野村不動産ホールディングス(株)は2月27日、野村不動産(株)が供給する建物建設時CO2排出量をAIで自動算定する取り組みを開始した。不動産・建設業に特化したプラットフォームを運営する(株)ゴーレム(東京都千代田区、代表取締役:野村大輔氏)と共同によるもの。

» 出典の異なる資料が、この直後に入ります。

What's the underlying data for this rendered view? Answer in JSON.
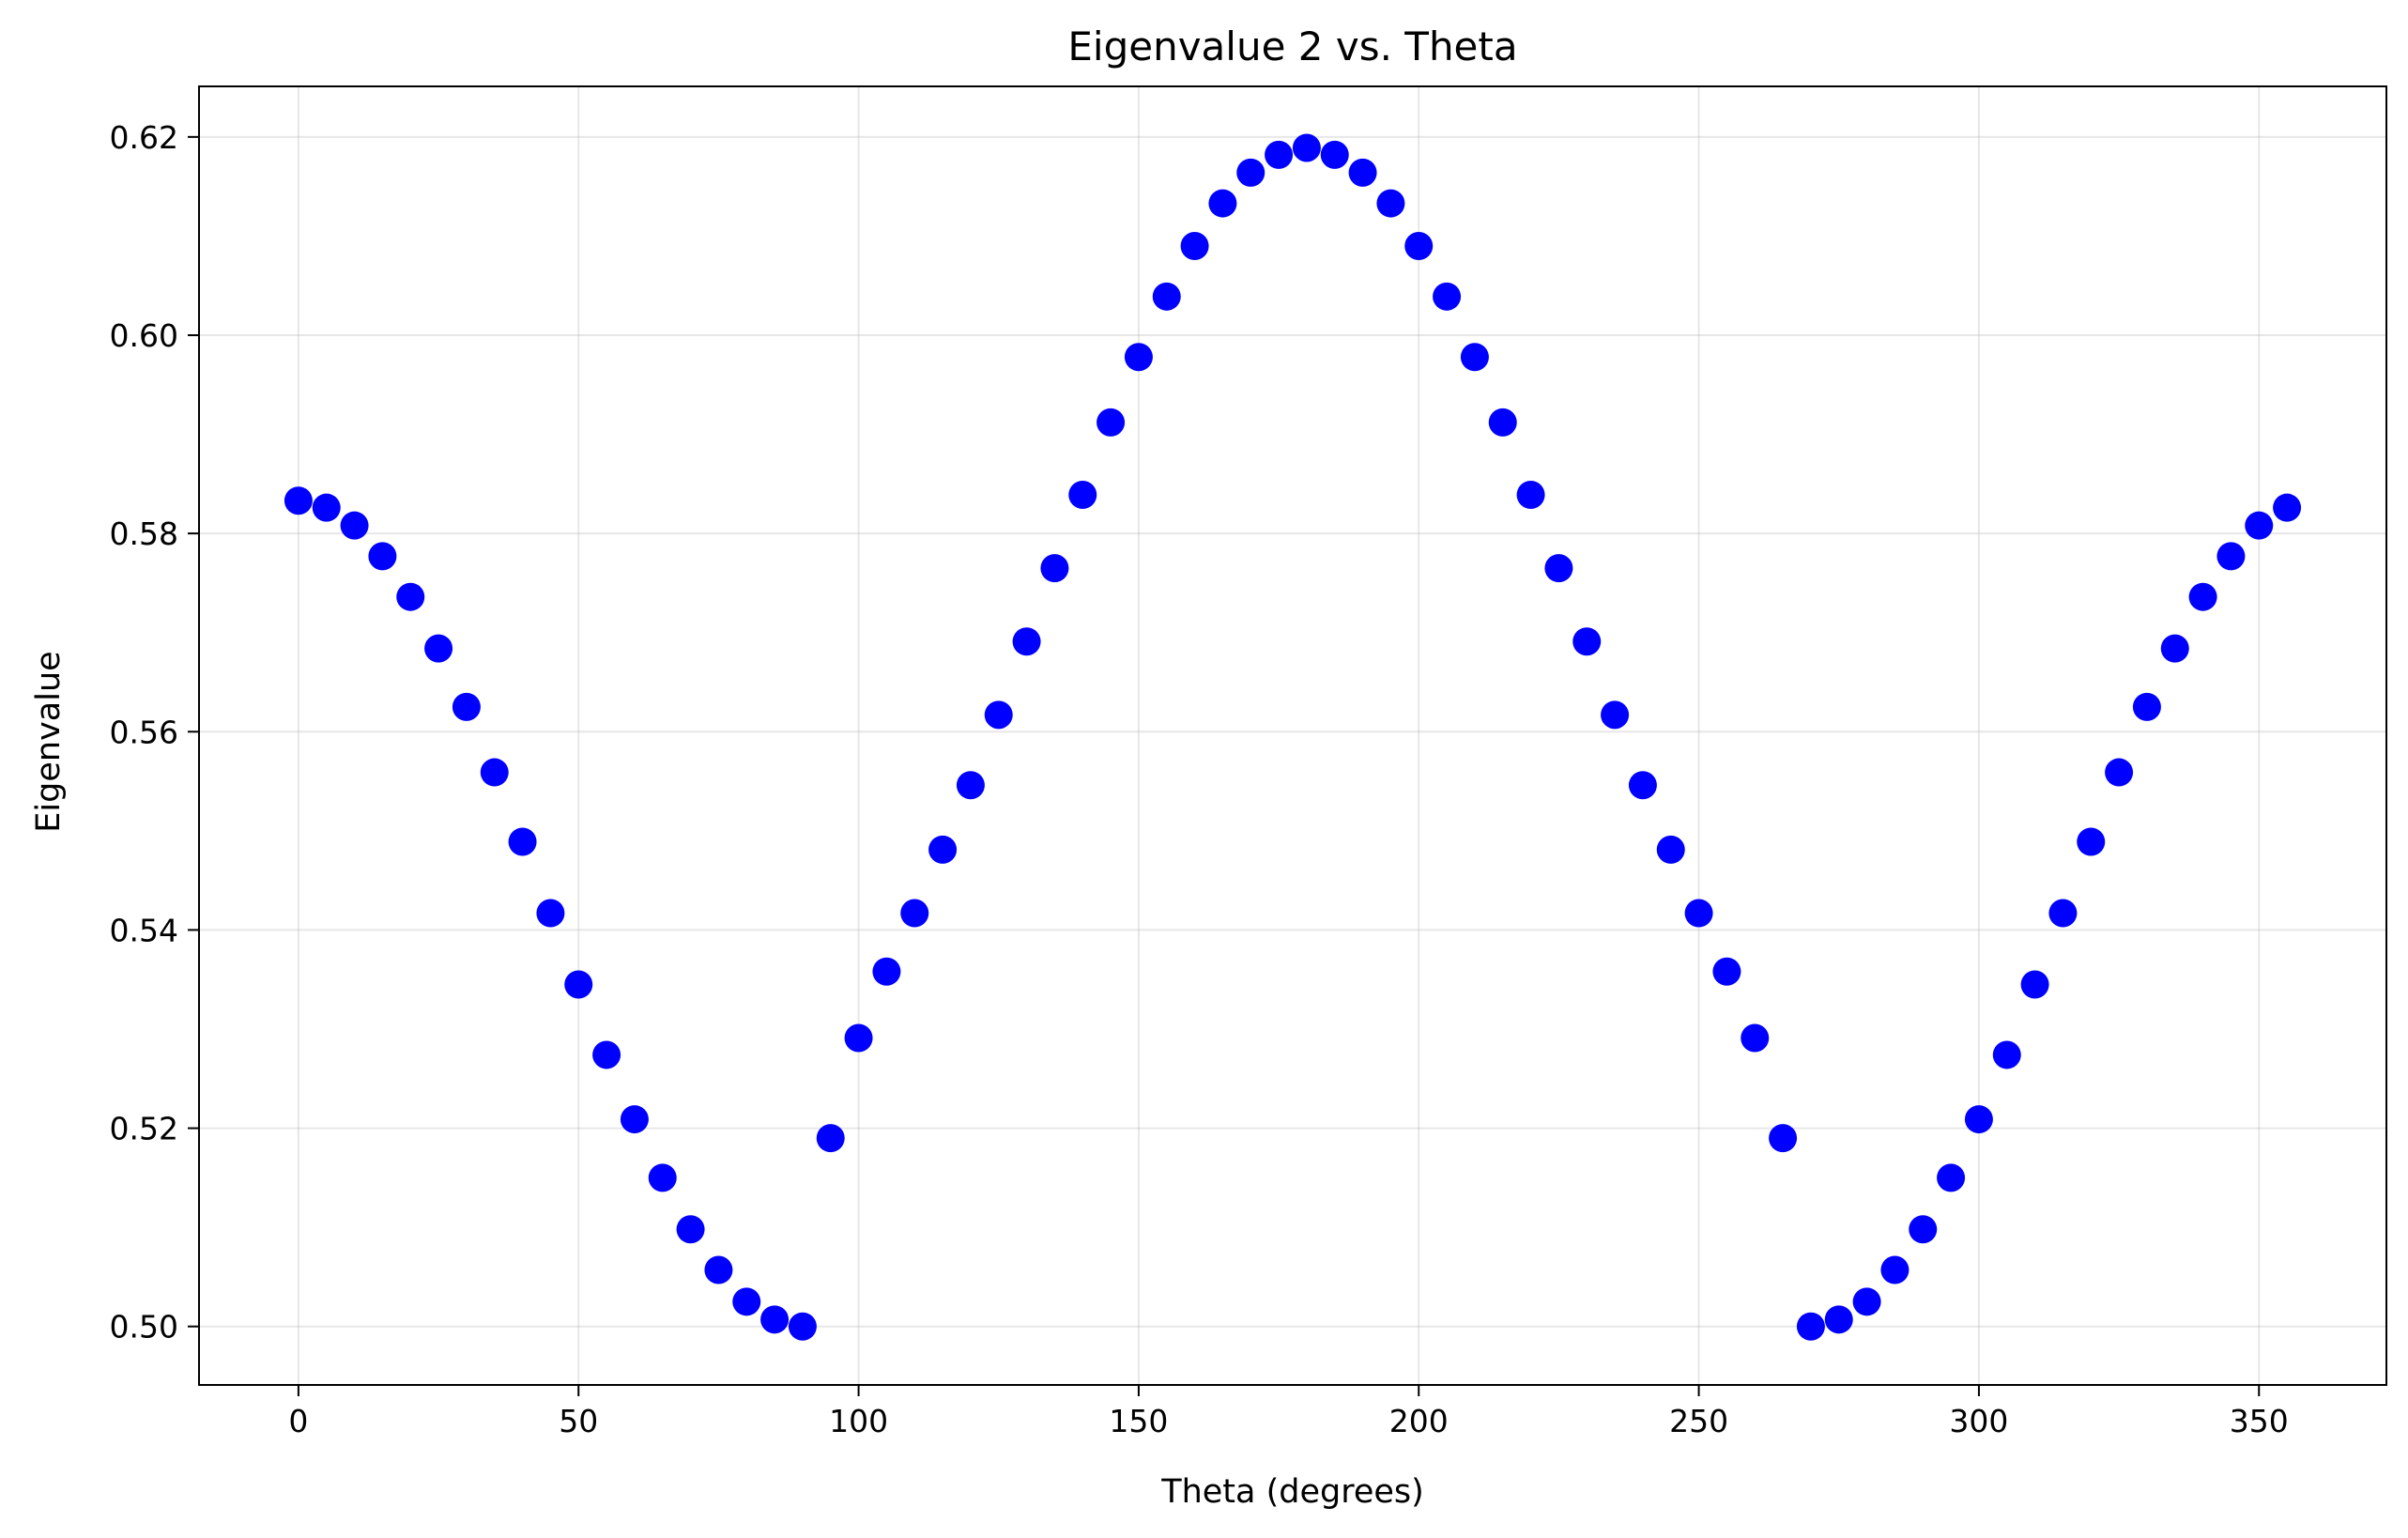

同社は、サステナビリティポリシーにおいて重点課題として位置付けた「脱炭素」のKPIとして掲げた「CO2のScope1,2排出量60%削減」「新築物件における省エネルギー性能指標ZEH/ZEB‐Oriented水準を確保」などに関連した取り組み。建築分野のCO2排出量の可視化・削減に向けて、建物の材料調達から施工、使用、解体・廃棄に発生するCO2排出量を正確に算定することを目指している。
今回、ゴーレムが開発したAIによるCO2排出量算定システム「Gorlem CO2(ゴーレムシーオーツー)」を活用することとした。専門知識を持つ技術者が手作業で行なっていた算定作業を自動化して作業時間を削減しつつ、属人性も排除する。従来は建設業者ごとに書式の異なるデータを読み解く必要があったが、同システムを利用することで、業務運用方法を変更せずに業務効率化を実現する。